La publication de la liste officielle des quatre candidats retenus pour la présidentielle du 12 avril 2025 soulève déjà des interrogations. Parmi les personnalités en lice, la présence de Stéphane Germain Iloko Boussengui, ancien membre du Parti Démocratique Gabonais (PDG), alimente la controverse. En cause : la durée écoulée entre sa démission du PDG, intervenue le 20 décembre 2024, et la date du scrutin. Plusieurs observateurs estiment que cette période ne remplirait pas les quatre mois requis par l’article 82 du nouveau Code électoral.
Une entorse au Code électoral ?
Selon l’article 82 du Titre VI du Code électoral, un candidat doit avoir démissionné de son parti politique au moins quatre mois avant l’élection pour se présenter en tant qu’indépendant ou sous une autre bannière. Or, en l’état, la période allant du 20 décembre 2024 au 12 avril 2025 ne couvre que trois mois et vingt-trois jours.
« Du 20 décembre 2024 au 20 avril 2025, cela aurait fait quatre mois. Mais le scrutin est prévu pour le 12 avril 2025, soit une semaine avant cette échéance. En toute logique, son dossier n’aurait pas dû être validé », souligne un acteur politique sous couvert d’anonymat.
La CNOCER appelée à s’expliquer
Seule la Commission nationale d’organisation et de coordination des élections et du référendum (CNOCER), dirigée par Hermann Immongault, actuel ministre de l’Intérieur, peut apporter des éclaircissements sur cette décision. Cette situation pose une question cruciale : une erreur a-t-elle été commise dans l’interprétation du Code électoral ?
Jusqu’à présent, la CNOCER ne s’est pas encore exprimée officiellement sur la légalité de cette candidature. Si elle venait à confirmer que tout a été fait dans les règles, il reviendrait alors aux acteurs politiques et aux juristes d’analyser la portée réelle de cet article du Code électoral et d’en débattre.

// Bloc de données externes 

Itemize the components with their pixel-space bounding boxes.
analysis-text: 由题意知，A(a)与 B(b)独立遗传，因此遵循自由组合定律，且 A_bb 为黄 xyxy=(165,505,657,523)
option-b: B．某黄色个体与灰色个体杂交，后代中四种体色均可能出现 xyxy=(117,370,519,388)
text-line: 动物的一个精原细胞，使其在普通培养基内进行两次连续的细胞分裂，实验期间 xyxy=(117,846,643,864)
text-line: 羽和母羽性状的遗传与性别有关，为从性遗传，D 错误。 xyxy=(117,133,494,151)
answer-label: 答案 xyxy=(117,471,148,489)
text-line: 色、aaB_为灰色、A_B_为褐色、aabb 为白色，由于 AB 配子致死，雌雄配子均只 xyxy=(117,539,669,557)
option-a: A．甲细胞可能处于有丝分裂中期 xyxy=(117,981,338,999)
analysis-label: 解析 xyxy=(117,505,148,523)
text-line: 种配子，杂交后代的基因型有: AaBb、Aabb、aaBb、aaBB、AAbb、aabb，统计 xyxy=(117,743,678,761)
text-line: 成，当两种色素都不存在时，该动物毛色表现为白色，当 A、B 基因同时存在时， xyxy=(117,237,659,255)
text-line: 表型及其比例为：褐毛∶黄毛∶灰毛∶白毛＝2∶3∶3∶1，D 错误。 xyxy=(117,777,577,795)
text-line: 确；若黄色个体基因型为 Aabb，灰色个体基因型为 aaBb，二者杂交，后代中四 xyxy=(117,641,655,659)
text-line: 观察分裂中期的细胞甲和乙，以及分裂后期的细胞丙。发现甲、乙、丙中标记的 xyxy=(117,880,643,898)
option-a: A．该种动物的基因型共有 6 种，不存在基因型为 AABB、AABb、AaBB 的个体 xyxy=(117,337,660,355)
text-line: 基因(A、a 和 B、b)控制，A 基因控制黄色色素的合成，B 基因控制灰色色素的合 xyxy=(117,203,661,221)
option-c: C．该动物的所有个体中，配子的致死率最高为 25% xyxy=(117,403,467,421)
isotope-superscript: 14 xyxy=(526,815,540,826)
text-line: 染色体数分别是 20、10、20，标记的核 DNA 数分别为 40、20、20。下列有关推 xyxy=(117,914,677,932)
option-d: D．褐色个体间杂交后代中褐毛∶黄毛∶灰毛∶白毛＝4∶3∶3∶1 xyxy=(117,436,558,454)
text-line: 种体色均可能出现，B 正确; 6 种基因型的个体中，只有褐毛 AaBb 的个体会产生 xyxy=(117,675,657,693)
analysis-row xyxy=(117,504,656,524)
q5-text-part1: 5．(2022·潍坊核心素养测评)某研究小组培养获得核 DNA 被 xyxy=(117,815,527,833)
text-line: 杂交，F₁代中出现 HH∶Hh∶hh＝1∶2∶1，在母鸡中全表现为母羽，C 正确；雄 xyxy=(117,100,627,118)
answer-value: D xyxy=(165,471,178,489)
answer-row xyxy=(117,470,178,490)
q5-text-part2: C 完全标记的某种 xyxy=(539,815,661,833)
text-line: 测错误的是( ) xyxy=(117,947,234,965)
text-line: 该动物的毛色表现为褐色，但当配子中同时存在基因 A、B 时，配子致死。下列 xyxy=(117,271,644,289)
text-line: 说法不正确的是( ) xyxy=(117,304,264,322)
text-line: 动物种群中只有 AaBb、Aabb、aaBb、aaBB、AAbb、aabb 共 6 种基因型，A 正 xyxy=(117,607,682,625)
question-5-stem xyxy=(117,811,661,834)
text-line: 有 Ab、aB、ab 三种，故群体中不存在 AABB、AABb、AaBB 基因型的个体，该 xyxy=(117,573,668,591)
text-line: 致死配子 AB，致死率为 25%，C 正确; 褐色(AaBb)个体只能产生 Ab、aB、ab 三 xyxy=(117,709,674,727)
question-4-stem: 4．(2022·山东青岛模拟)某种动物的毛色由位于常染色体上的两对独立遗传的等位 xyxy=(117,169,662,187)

Des élections sous haute surveillance
Depuis le coup d’État du 30 août 2023, le gouvernement de Transition, sous l’impulsion du Général de Brigade Brice Clotaire Oligui Nguema, s’est engagé à organiser des élections libres, transparentes et démocratiques. Cette controverse intervient donc à un moment où la crédibilité du processus électoral est scrutée de près, aussi bien par les citoyens gabonais que par la communauté internationale.
L’élection présidentielle du 12 avril 2025 sera ainsi un test majeur pour la Transition et sa volonté de poser les bases d’une nouvelle ère politique au Gabon. Reste à voir si la CNOCER prendra la parole pour éclairer l’opinion publique sur cette affaire qui, déjà, fait débat.